Our Tax Strategy

Tax strategy

Year ended 31 December 2024

Published for and on behalf of the Executive Board on 14th November, 2024.

Introduction

Mott MacDonald seeks to improve society by considering social outcomes in all we do. This ethos is embodied in the manner in which the Group conducts its tax affairs, by seeking to contribute positively to the economic and social well-being of the communities in which the Group does business. This includes paying its fair share of tax in those communities on a timely basis.

Scope

Mott MacDonald is a UK headquartered company with global operations. This tax strategy applies to all Mott MacDonald entities within the Group irrespective of where they are based.

Tax governance

The Group is committed to conducting its tax affairs in a manner which is consistent with Our Code. The Group’s policy is to comply with all domestic and international laws, rules, and regulations, including those relating to taxation.

The Group’s tax policies and procedures are overseen by the Group Finance Director and monitored and reviewed regularly by the Group Head of Tax to ensure they are always aligned with the latest tax legislation both in the UK and in the other locations outside of the UK in which we operate.

Relationships with taxing authorities

The Group seeks to make timely and accurate disclosures to HMRC and other tax authorities.

The Group’s policy is to avoid aggressive interpretation of the relevant tax laws, and to reduce the risk of uncertainty we will discuss openly, with tax authorities, any position adopted where its interpretation may be challenged. The Group is committed to resolving any disagreements with tax authorities in an open and constructive manner.

Approach to tax risk

The Group’s structuring of its commercial arrangements is not driven by aggressive tax planning that seeks to gain an advantage that is not the intention of the legislation as it is written. The structuring of the Group’s affairs is done in a manner which supports the commercial needs of the business whilst remaining compliant with all relevant laws. In situations where the tax treatment of a particular transaction/structuring is uncertain the Group will seek to gain clarity, or support for the position adopted, often working with local external advisors in this endeavour.

The Group's management of tax risk is supported by:

  • Publication and socialisation of a Tax Risk Management Framework which provides guidance to all employees of the Group on the low tolerance for tax risk, the role that each employee plays in mitigating tax risk, and the escalation procedure for identified tax risks
  • A tax compliance controls testing programme in the UK, and other key jurisdictions within the Group, conducted by external independent advisors and in collaboration with the Group's internal auditors
  • Guidance and training provided to Group employees in relation to the corporate offences under the Criminal Finances Act 2017, as part of reasonable prevention procedures

Ethical approach

The Group makes a valuable contribution to the tax revenues of governments in the numerous territories in which it operates. The Group’s contribution extends significantly beyond corporation tax and the collection of substantial amounts of income tax and VAT, and includes the payment of significant employer social security contributions.
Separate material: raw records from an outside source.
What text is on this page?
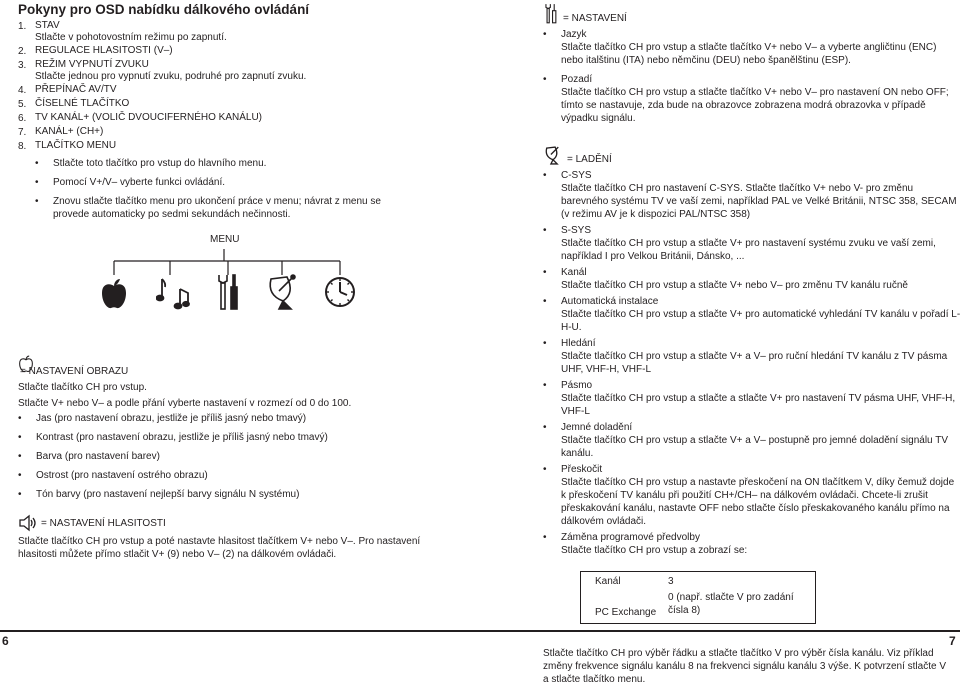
Pokyny pro OSD nabídku dálkového ovládání
1. STAV
Stlačte v pohotovostním režimu po zapnutí.
2. REGULACE HLASITOSTI (V–)
3. REŽIM VYPNUTÍ ZVUKU
Stlačte jednou pro vypnutí zvuku, podruhé pro zapnutí zvuku.
4. PŘEPÍNAČ AV/TV
5. ČÍSELNÉ TLAČÍTKO
6. TV KANÁL+ (VOLIČ DVOUCIFERNÉHO KANÁLU)
7. KANÁL+ (CH+)
8. TLAČÍTKO MENU
• Stlačte toto tlačítko pro vstup do hlavního menu.
• Pomocí V+/V– vyberte funkci ovládání.
• Znovu stlačte tlačítko menu pro ukončení práce v menu; návrat z menu se provede automaticky po sedmi sekundách nečinnosti.
MENU
= NASTAVENÍ OBRAZU
Stlačte tlačítko CH pro vstup.
Stlačte V+ nebo V– a podle přání vyberte nastavení v rozmezí od 0 do 100.
• Jas (pro nastavení obrazu, jestliže je příliš jasný nebo tmavý)
• Kontrast (pro nastavení obrazu, jestliže je příliš jasný nebo tmavý)
• Barva (pro nastavení barev)
• Ostrost (pro nastavení ostrého obrazu)
• Tón barvy (pro nastavení nejlepší barvy signálu N systému)
= NASTAVENÍ HLASITOSTI
Stlačte tlačítko CH pro vstup a poté nastavte hlasitost tlačítkem V+ nebo V–. Pro nastavení hlasitosti můžete přímo stlačit V+ (9) nebo V– (2) na dálkovém ovládači.
= NASTAVENÍ
• Jazyk
Stlačte tlačítko CH pro vstup a stlačte tlačítko V+ nebo V– a vyberte angličtinu (ENC) nebo italštinu (ITA) nebo němčinu (DEU) nebo španělštinu (ESP).
• Pozadí
Stlačte tlačítko CH pro vstup a stlačte tlačítko V+ nebo V– pro nastavení ON nebo OFF; tímto se nastavuje, zda bude na obrazovce zobrazena modrá obrazovka v případě výpadku signálu.
= LADĚNÍ
• C-SYS
Stlačte tlačítko CH pro nastavení C-SYS. Stlačte tlačítko V+ nebo V- pro změnu barevného systému TV ve vaší zemi, například PAL ve Velké Británii, NTSC 358, SECAM (v režimu AV je k dispozici PAL/NTSC 358)
• S-SYS
Stlačte tlačítko CH pro vstup a stlačte V+ pro nastavení systému zvuku ve vaší zemi, například I pro Velkou Británii, Dánsko, ...
• Kanál
Stlačte tlačítko CH pro vstup a stlačte V+ nebo V– pro změnu TV kanálu ručně
• Automatická instalace
Stlačte tlačítko CH pro vstup a stlačte V+ pro automatické vyhledání TV kanálu v pořadí L-H-U.
• Hledání
Stlačte tlačítko CH pro vstup a stlačte V+ a V– pro ruční hledání TV kanálu z TV pásma UHF, VHF-H, VHF-L
• Pásmo
Stlačte tlačítko CH pro vstup a stlačte a stlačte V+ pro nastavení TV pásma UHF, VHF-H, VHF-L
• Jemné doladění
Stlačte tlačítko CH pro vstup a stlačte V+ a V– postupně pro jemné doladění signálu TV kanálu.
• Přeskočit
Stlačte tlačítko CH pro vstup a nastavte přeskočení na ON tlačítkem V, díky čemuž dojde k přeskočení TV kanálu při použití CH+/CH– na dálkovém ovládači. Chcete-li zrušit přeskakování kanálu, nastavte OFF nebo stlačte číslo přeskakovaného kanálu přímo na dálkovém ovládači.
• Záměna programové předvolby
Stlačte tlačítko CH pro vstup a zobrazí se:
Kanál	3
0 (např. stlačte V pro zadání čísla 8)
PC Exchange
Stlačte tlačítko CH pro výběr řádku a stlačte tlačítko V pro výběr čísla kanálu. Viz příklad změny frekvence signálu kanálu 8 na frekvenci signálu kanálu 3 výše. K potvrzení stlačte V a stlačte tlačítko menu.
6	7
Further, the Group seeks to ensure that transactions between companies within the Group are conducted on an arms-length basis in accordance with the most recent OECD guidelines.

The Group places great importance on having in place reasonable prevention measures to ensure its employees or other associated persons do not facilitate the evasion of tax under the corporate offences of the Criminal Finances Act 2017 or other relevant local legislation.

Additional information

Any questions or additional information required in relation to this tax strategy should be directed to the Group Head of Tax at tax@mottmac.com.

Strategy information

This strategy is published in accordance with Section 16(2) Part 2 Schedule 19 of FA2016 and is regarded by the Board of Directors as satisfying the statutory obligations set out therein. This version was published in November 2024 and related to the financial year ended 31st December 2024.